Has there ever been a better edited, more assured, more compressed array of fantastic shots and build-up and emotion pushed into a 5 minute span? Has there ever been a better, slower burn than this miraculous scene from Miller’s Crossing?
From the slow tracking shot across the dead man, to the cigarette lighting the paper to the pull out from the record player to the immaculately framed bedroom scene to the tips of the guns ascending the stairs, to the feet slipping in the slippers to the stubbing of the cigar: to paraphrase The Joker, “I don’t know if it’s art, but I like it.”
This is is art, though. Of the highest order. It’s the Coens making good on the loopy promise they showed in Blood Simple and Raising Arizona. This is the Coen Brothers stretching as far as they could for their ambition-and reaching it. There isn’t an edit or a camera angle or a reaction out of place. There is nothing more to say, because the brilliance of this scene says everything it needs to. This is an entire operetta, writ large in only 5 perfect minutes of editing, pacing, action, framing, and emotion.
This is the stuff movie dreams are made of.

4 thoughts on “My Favorite Scenes #2 – “Danny Boy” Miller’s Crossing

  1. To me, this is where the Coens really hit their stride. Blood Simple was almost straight-up noir, and Raising Arizona was an out-there farce.
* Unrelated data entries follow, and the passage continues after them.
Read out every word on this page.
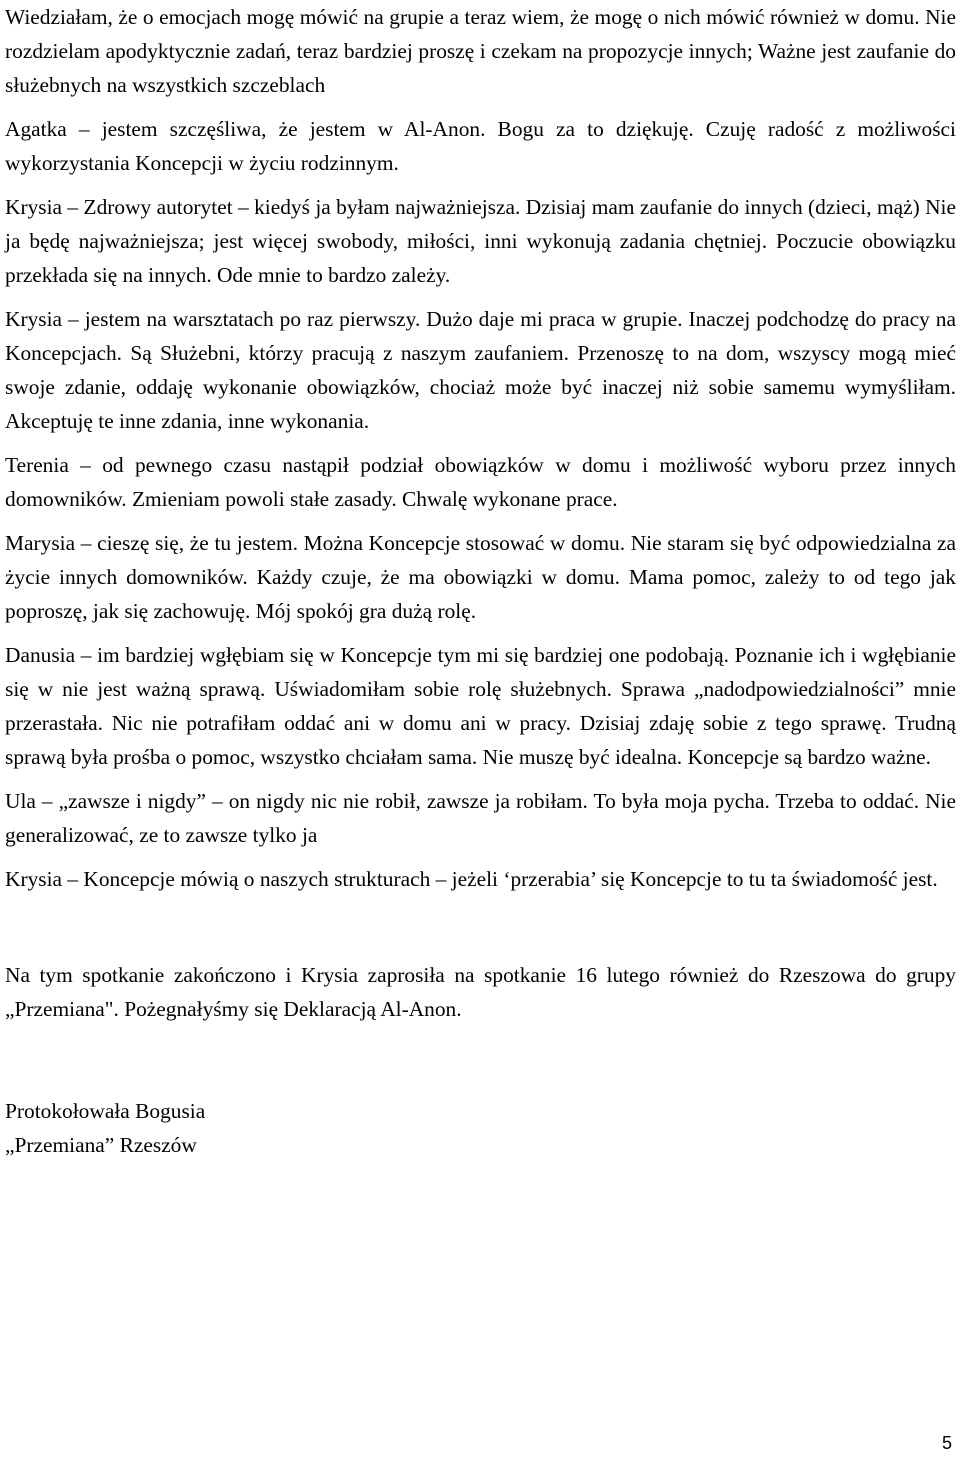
Wiedziałam, że o emocjach mogę mówić na grupie a teraz wiem, że mogę o nich mówić również w domu. Nie rozdzielam apodyktycznie zadań, teraz bardziej proszę i czekam na propozycje innych; Ważne jest zaufanie do służebnych na wszystkich szczeblach

Agatka – jestem szczęśliwa, że jestem w Al-Anon. Bogu za to dziękuję. Czuję radość z możliwości wykorzystania Koncepcji w życiu rodzinnym.

Krysia – Zdrowy autorytet – kiedyś ja byłam najważniejsza. Dzisiaj mam zaufanie do innych (dzieci, mąż) Nie ja będę najważniejsza; jest więcej swobody, miłości, inni wykonują zadania chętniej. Poczucie obowiązku przekłada się na innych. Ode mnie to bardzo zależy.

Krysia – jestem na warsztatach po raz pierwszy. Dużo daje mi praca w grupie. Inaczej podchodzę do pracy na Koncepcjach. Są Służebni, którzy pracują z naszym zaufaniem. Przenoszę to na dom, wszyscy mogą mieć swoje zdanie, oddaję wykonanie obowiązków, chociaż może być inaczej niż sobie samemu wymyśliłam. Akceptuję te inne zdania, inne wykonania.

Terenia – od pewnego czasu nastąpił podział obowiązków w domu i możliwość wyboru przez innych domowników. Zmieniam powoli stałe zasady. Chwalę wykonane prace.

Marysia – cieszę się, że tu jestem. Można Koncepcje stosować w domu. Nie staram się być odpowiedzialna za życie innych domowników. Każdy czuje, że ma obowiązki w domu. Mama pomoc, zależy to od tego jak poproszę, jak się zachowuję. Mój spokój gra dużą rolę.

Danusia – im bardziej wgłębiam się w Koncepcje tym mi się bardziej one podobają. Poznanie ich i wgłębianie się w nie jest ważną sprawą. Uświadomiłam sobie rolę służebnych. Sprawa „nadodpowiedzialności” mnie przerastała. Nic nie potrafiłam oddać ani w domu ani w pracy. Dzisiaj zdaję sobie z tego sprawę. Trudną sprawą była prośba o pomoc, wszystko chciałam sama. Nie muszę być idealna. Koncepcje są bardzo ważne.

Ula – „zawsze i nigdy” – on nigdy nic nie robił, zawsze ja robiłam. To była moja pycha. Trzeba to oddać. Nie generalizować, ze to zawsze tylko ja

Krysia – Koncepcje mówią o naszych strukturach – jeżeli ‘przerabia’ się Koncepcje to tu ta świadomość jest.

Na tym spotkanie zakończono i Krysia zaprosiła na spotkanie 16 lutego również do Rzeszowa do grupy „Przemiana". Pożegnałyśmy się Deklaracją Al-Anon.

Protokołowała Bogusia

„Przemiana” Rzeszów

5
But Miller’s Crossing is where they hit the middle point that they occupy so well, with the film working as a straight genre film on one hand, a meta commentary on that genre on another, a finely observed character study on another, and then finally a sly comedy on another (they’re brothers so they have four hands).

    I’m not 100% sure that this is even the best scene in the movie, though. The one that I remember first is Turturro begging for his life. There are a lot of things going on in that scene, and in the best Coen fashion, it’s even better and more meaningful on repeat viewings when you know more about exactly what is going on.

  2. The scene you reference most certainly has one of the greatest dissolves in the history of film. Just magnificent. I can’t express enough my admiration and awe for this film.

  3. This is my favourite movie. Not a misstep, not a frame out of place. Pure cinematic art.